Summary of Updated VTE Treatment Guidelines

Article

Venous thromboembolism is a common disease that affects nearly 10 million individuals worldwide annually.

Venous thromboembolism (VTE) is a common disease that affects nearly 10 million individuals worldwide annually.

VTE includes deep venous thrombosis (DVT), which is the formation of blood clots deep in the vein, and pulmonary embolism (PE), which occurs when blood clots break off and eventually get trapped in the lungs. Anticoagulation works in the fibrinolytic system to break these formed blood clots apart.

Earlier this year, the American College of Chest Physicians (CHEST) updated its guidelines for “Antithrombotic Therapy for VTE Disease."

CHEST now recommends novel oral anticoagulants (NOACs) like apixaban, dabigatran, edoxaban, and rivaroxaban over vitamin k antagonists (VKAs) for long-term anticoagulant treatment (3 months) of noncancer VTE patients. For those who are intolerant or can’t be treated with the NOACs, the guidelines recommend VKAs over low-molecular-weight heparins (LMWHs). For VTE patients with cancer, however, LMWHs remain the recommended choice for long-term antithrombotic therapy.

According to the updated guidelines, NOACs have significantly lower bleeding risks than VKAs. To date, no clinical trials have directly compared the NOACs with one another, and indirect comparisons have failed to suggest that 1 NOAC is more advantageous than another.

Aspirin is now recommended for the prevention of recurrent VTE in unprovoked proximal DVT or PE patients who have discontinued anticoagulant therapy. CHEST concluded that aspirin reduces VTE recurrence by one-third, and the benefits outweigh the risks of bleeding. However, the updated guidelines discourage the use of aspirin as an alternative to anticoagulant therapy.

The CHEST panelists determined that earlier recommendations limited optimal therapeutic results in patients with chronic thromboembolic pulmonary hypertension (CTEPH).

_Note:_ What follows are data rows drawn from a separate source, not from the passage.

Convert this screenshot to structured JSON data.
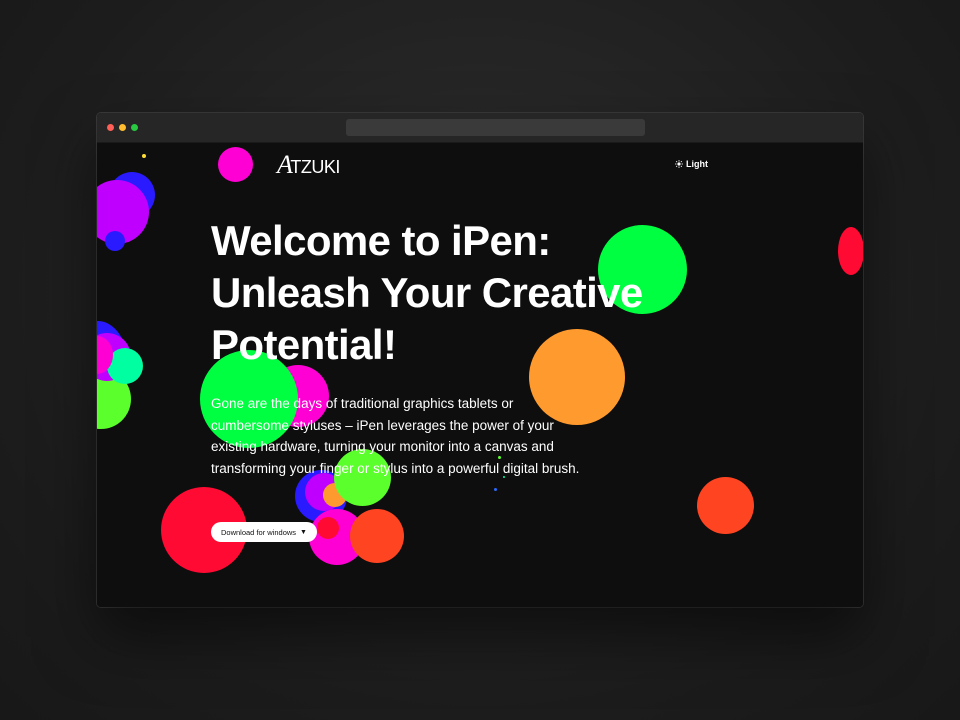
{
  "brand": {
    "logo_text": "TZUKI",
    "logo_initial": "A"
  },
  "header": {
    "theme_toggle_label": "Light",
    "theme_icon": "sun-icon"
  },
  "hero": {
    "headline": "Welcome to iPen: Unleash Your Creative Potential!",
    "description": "Gone are the days of traditional graphics tablets or cumbersome styluses – iPen leverages the power of your existing hardware, turning your monitor into a canvas and transforming your finger or stylus into a powerful digital brush.",
    "download_label": "Download for windows",
    "download_icon": "caret-down-icon"
  },
  "colors": {
    "background": "#0e0e0e",
    "text": "#ffffff",
    "paint_green": "#00ff40",
    "paint_orange": "#ff9a2e",
    "paint_red": "#ff0a32",
    "paint_magenta": "#ff00d4",
    "paint_purple": "#c000ff",
    "paint_blue": "#2a1aff",
    "paint_lime": "#5bff2b",
    "paint_red_orange": "#ff4422"
  }
}
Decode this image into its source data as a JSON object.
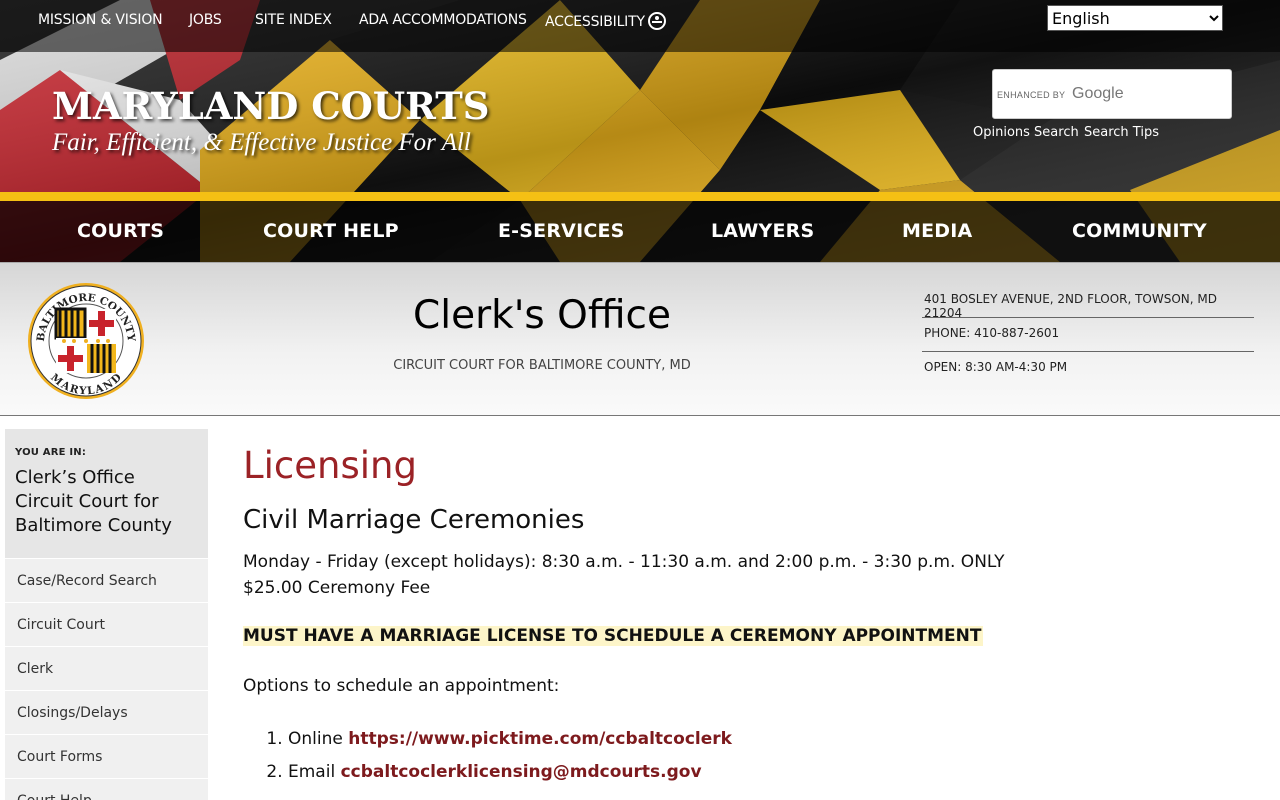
{
  "utility_nav": {
    "items": [
      "MISSION & VISION",
      "JOBS",
      "SITE INDEX",
      "ADA ACCOMMODATIONS",
      "ACCESSIBILITY"
    ]
  },
  "language": {
    "selected": "English"
  },
  "brand": {
    "title": "MARYLAND COURTS",
    "tagline": "Fair, Efficient, & Effective Justice For All"
  },
  "search": {
    "enhanced_label": "ENHANCED BY",
    "provider": "Google",
    "opinions_link": "Opinions Search",
    "tips_link": "Search Tips"
  },
  "main_nav": {
    "items": [
      "COURTS",
      "COURT HELP",
      "E-SERVICES",
      "LAWYERS",
      "MEDIA",
      "COMMUNITY"
    ]
  },
  "office": {
    "title": "Clerk's Office",
    "subtitle": "CIRCUIT COURT FOR BALTIMORE COUNTY, MD",
    "address": "401 BOSLEY AVENUE, 2ND FLOOR, TOWSON, MD 21204",
    "phone": "PHONE: 410-887-2601",
    "hours": "OPEN: 8:30 AM-4:30 PM",
    "seal_top_text": "BALTIMORE COUNTY",
    "seal_bottom_text": "MARYLAND"
  },
  "sidebar": {
    "you_are_in_label": "YOU ARE IN:",
    "location_line1": "Clerk’s Office",
    "location_line2": "Circuit Court for",
    "location_line3": "Baltimore County",
    "items": [
      "Case/Record Search",
      "Circuit Court",
      "Clerk",
      "Closings/Delays",
      "Court Forms",
      "Court Help"
    ]
  },
  "content": {
    "page_title": "Licensing",
    "section_title": "Civil Marriage Ceremonies",
    "hours_line": "Monday - Friday (except holidays): 8:30 a.m. - 11:30 a.m. and 2:00 p.m. - 3:30 p.m. ONLY",
    "fee_line": "$25.00 Ceremony Fee",
    "notice": "MUST HAVE A MARRIAGE LICENSE TO SCHEDULE A CEREMONY APPOINTMENT",
    "options_intro": "Options to schedule an appointment:",
    "options": [
      {
        "label": "Online",
        "link": "https://www.picktime.com/ccbaltcoclerk"
      },
      {
        "label": "Email",
        "link": "ccbaltcoclerklicensing@mdcourts.gov"
      }
    ]
  },
  "colors": {
    "accent_red": "#9b2226",
    "link_red": "#7d1a1d",
    "gold": "#f5c014",
    "notice_bg": "#fdf5c9"
  }
}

With recent advances in surgery, thrombi can now be removed from the peripheral pulmonary artery, and so pulmonary thromboendarterectomy is now recommended for patients with CTEPH.

There are also new recommendations for patients with isolated subsegmental PE and no proximal DVT. For those at low risk for recurrent VTE, clinical surveillance is recommended, but for those at high risk, anticoagulation is recommended.

The new guidelines also recommend against the routine use of compression stockings for the prevention of postthrombotic syndrome (PTS). In recent clinical studies, compression stockings routinely failed to decrease PTS risk and leg pain or show any significant benefit.

Finally, the updated guidelines include recommendations that remain unchanged from the previous edition, but are now supported by stronger evidence. For instance, CHEST still recommends against inferior vena cava filter in patients taking anticoagulants, and it also still recommends against systemic thrombolytic therapy in PE patients without hypotension or degeneration while on anticoagulant therapy. However, CHEST continues to support the use of anticoagulant treatment indefinitely after the first unprovoked PE.